Thursday, June 19, 2008

new ride for the missus

080619

After I started riding this bike, I wanted my dearest wife to have an improved bike experience as well, so I started trying to scope out some appropriately sized roadbikes for her. I found a nice Trek 360 from circa 1988 or so a few days later for $100 and we snatched it up. The 360 is a sort of entry-level road bike, 4130 tubing, nice Dia-compe brakes and shifters (indexed shifting on the downtube). S is not a big fan of road bike-y handlebars so the first order of business was sorting out something a bit more cruiser style there. We found some bars by Nitto that I think go under the name of promenade. Here is one place you can find them:

Nitto Promenade Handlebars

We put some "Oury" grips and some Tektro cross levers on it for the rest of that setup. I was able to re-use the cabling by just cutting the ends cleanly and working slowly to restring them. We also swapped out the seat for a sort of modern fairly cushy guy, can't remember that name right now.

Next up was wheels. This thing had some 36-spoke steel rims with Malliard hubs. A pretty heavy wheel overall. I wanted to try and take a stab at wheel building, so I figured this might be a good time to give it a try. I enlisted my pal Chris, who built my wheels to help me again. He took the old ones apart and figured out the right spokes to mate to some new silver Velocity Deep-Vs. I went into the shop after hours one evening and we built the wheels up side by side. He did the rear wheel to make sure the dishing was right, etc. but I did a pretty decent job on the front wheel. Finished these new beauties off with some Zaffiro Pro tires in blue.

I think I actually managed to not have any pics of this bike. Really a shame, because it was a real looker. S rode it for a few weeks but then decided it was too small, which it indeed was.

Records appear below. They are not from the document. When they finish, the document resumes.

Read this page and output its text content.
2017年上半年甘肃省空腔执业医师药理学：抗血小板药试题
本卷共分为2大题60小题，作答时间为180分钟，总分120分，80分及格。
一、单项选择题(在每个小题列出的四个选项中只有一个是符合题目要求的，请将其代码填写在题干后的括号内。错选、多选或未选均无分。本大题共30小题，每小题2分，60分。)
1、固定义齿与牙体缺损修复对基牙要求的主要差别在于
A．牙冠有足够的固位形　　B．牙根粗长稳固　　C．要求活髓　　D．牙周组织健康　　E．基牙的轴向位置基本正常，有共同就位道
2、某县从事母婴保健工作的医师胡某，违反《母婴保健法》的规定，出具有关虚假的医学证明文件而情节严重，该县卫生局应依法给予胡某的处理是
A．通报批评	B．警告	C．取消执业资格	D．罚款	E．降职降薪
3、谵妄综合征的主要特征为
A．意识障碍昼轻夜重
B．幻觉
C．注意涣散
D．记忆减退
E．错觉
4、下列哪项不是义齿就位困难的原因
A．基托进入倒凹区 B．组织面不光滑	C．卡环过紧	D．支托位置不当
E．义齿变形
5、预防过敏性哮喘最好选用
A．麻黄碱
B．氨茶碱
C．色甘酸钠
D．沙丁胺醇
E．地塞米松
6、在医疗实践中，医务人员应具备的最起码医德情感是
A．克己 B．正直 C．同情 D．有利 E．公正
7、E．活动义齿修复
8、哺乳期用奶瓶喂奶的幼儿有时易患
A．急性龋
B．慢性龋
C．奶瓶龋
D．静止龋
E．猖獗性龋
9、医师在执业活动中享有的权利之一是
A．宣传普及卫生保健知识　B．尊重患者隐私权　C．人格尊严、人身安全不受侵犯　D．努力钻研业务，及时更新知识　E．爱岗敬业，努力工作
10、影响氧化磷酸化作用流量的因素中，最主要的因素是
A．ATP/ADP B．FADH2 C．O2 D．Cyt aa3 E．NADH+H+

Once you put on handlebars that push the grip position back about 4 inches, it became really apparent.

On the Trek tip, there is a lot of GREAT info if you are trying to hook up with an older Trek road bike and need more info at the wonderful vintage trek website. They have a nice timeline with lots of good info about what tubing got used on what when and that sort of thing along with a pretty full selection of brochures covering a couple of decades.

I am currently converting this bike back to sellable condition. I got a Fuji Royale 2 for her next try last week. It's a full 1"+ bigger, so it seems like a good fit. It came with 27" wheels, but putting the 700c wheels from the Trek on it worked out just fine. Putting the 27" wheels from the Fuji on the Trek wasn't such a snap though, as the 360 came with 700c wheels original. So, I'm going to have to wait until some profoundly back-ordered spokes I ordered come in to rebuild a set of pretty okay aluminum 700c rims to stick on this thing and make it back into a (nicer than when I got it) sellable bike. I'll post some pics when I have it nice and pretty.